It is Muriel Spark‘s centenary this year. The Edinburgh-born author’s most famous book was The Prime of Miss Jean Brodie a dark, acerbic tale set in Marcia Blaine’s, a posh school for girls. The pupils are corrupted by a certain teacher who inculcates the joys of classical ballet and cold cream. The pubescent girls are in thrall to the glamorous teacher whose lover, the teacher constantly tells them, fell on Flanders Field. In one of the most delightfully comic/absurd moments in the short novel, two of the schoolgirls write a love letter to the music teacher and sign it from Miss Brodie. It ends: “Allow me, in conclusion, to congratulate you warmly on your sexual intercourse, as well as your singing. With fondest joy, Jean Brodie”.

Olga Wojtas’s narrator, Shona, a former pupil of the imaginary Marcia Blaine’s, encounters the founder (a ghost, and mirage?) at her desk in the Morningside public library. Shona is forthright in her dislike of Spark’s tale of Miss Brodie, it having besmirched the name of the school, and she soon passes the Blaine test. Shona receives a mission to travel back in time to 19th-century Russia on a secret mission. Of course she accepts.

This mash up of Narnia, Harry Potter, Alexander McCall Smith, and Miss Marple in other hands might have been a time trip too far, but Wojtas’s tongue is firmly in her cheek.
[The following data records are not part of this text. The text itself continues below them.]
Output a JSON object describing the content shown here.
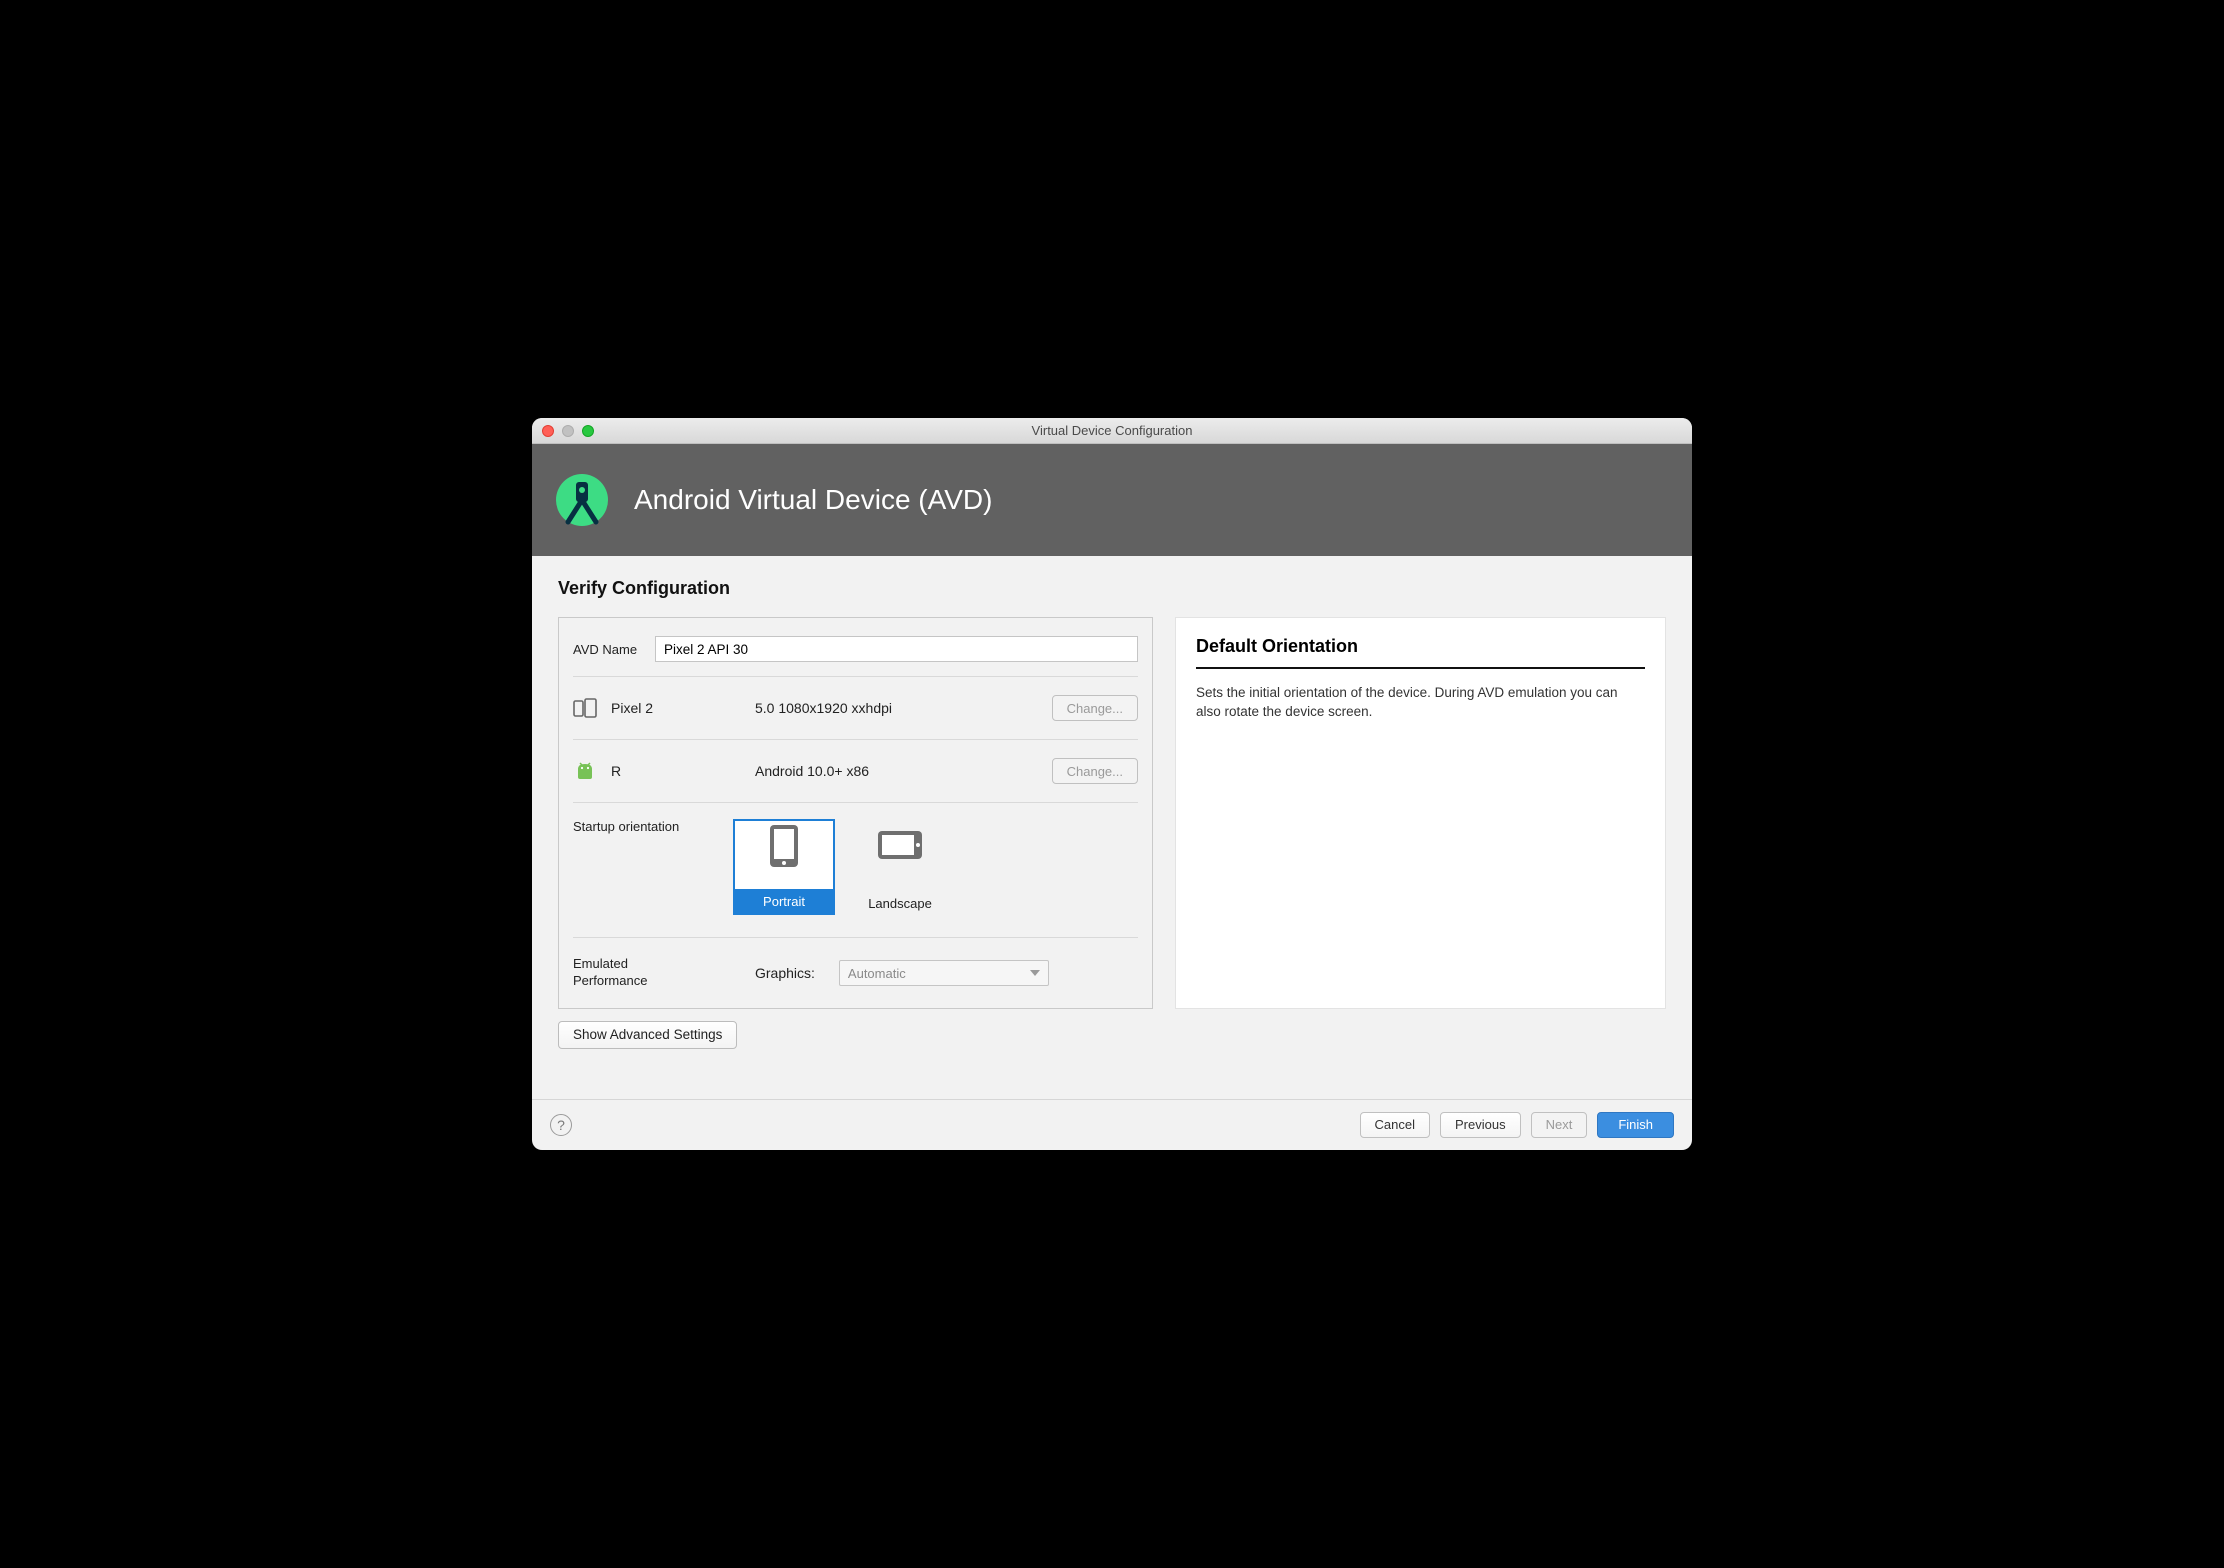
{
  "window": {
    "title": "Virtual Device Configuration"
  },
  "banner": {
    "title": "Android Virtual Device (AVD)"
  },
  "section": {
    "title": "Verify Configuration"
  },
  "avd": {
    "label": "AVD Name",
    "value": "Pixel 2 API 30"
  },
  "device": {
    "name": "Pixel 2",
    "detail": "5.0 1080x1920 xxhdpi",
    "change": "Change..."
  },
  "image": {
    "name": "R",
    "detail": "Android 10.0+ x86",
    "change": "Change..."
  },
  "orientation": {
    "label": "Startup orientation",
    "options": {
      "portrait": "Portrait",
      "landscape": "Landscape"
    },
    "selected": "portrait"
  },
  "graphics": {
    "group_label": "Emulated\nPerformance",
    "sub_label": "Graphics:",
    "value": "Automatic"
  },
  "advanced": {
    "button": "Show Advanced Settings"
  },
  "info": {
    "title": "Default Orientation",
    "body": "Sets the initial orientation of the device. During AVD emulation you can also rotate the device screen."
  },
  "footer": {
    "cancel": "Cancel",
    "previous": "Previous",
    "next": "Next",
    "finish": "Finish"
  }
}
The culture clash of a contemporary fifty-something woman in the court of the tsars, clumping about in DMs under her crinoline, and talking about human rights to the incomprehensible serfs makes for much gentle humour. The reader is kept in suspense as Shona and her 21st-century attitudes clash with courtly protocol.

Although the book starts well, there are soon too many cups of tea and knitting nannies. Halfway through, it becomes wearying. The Spark/Brodie connection is also a bit of a red herring. There are slightly too many quips about the mysterious goings-on of soap dodgers west of the Gogar and assorted Scottish couthy-isms. The book is structured well and the reader is kept turning pages, but the secret mission rather drowns amidst a lot of carriage rides and formal balls. You keep imagining that Shona’s plainspokenness will set up more comedy moments than it actually does.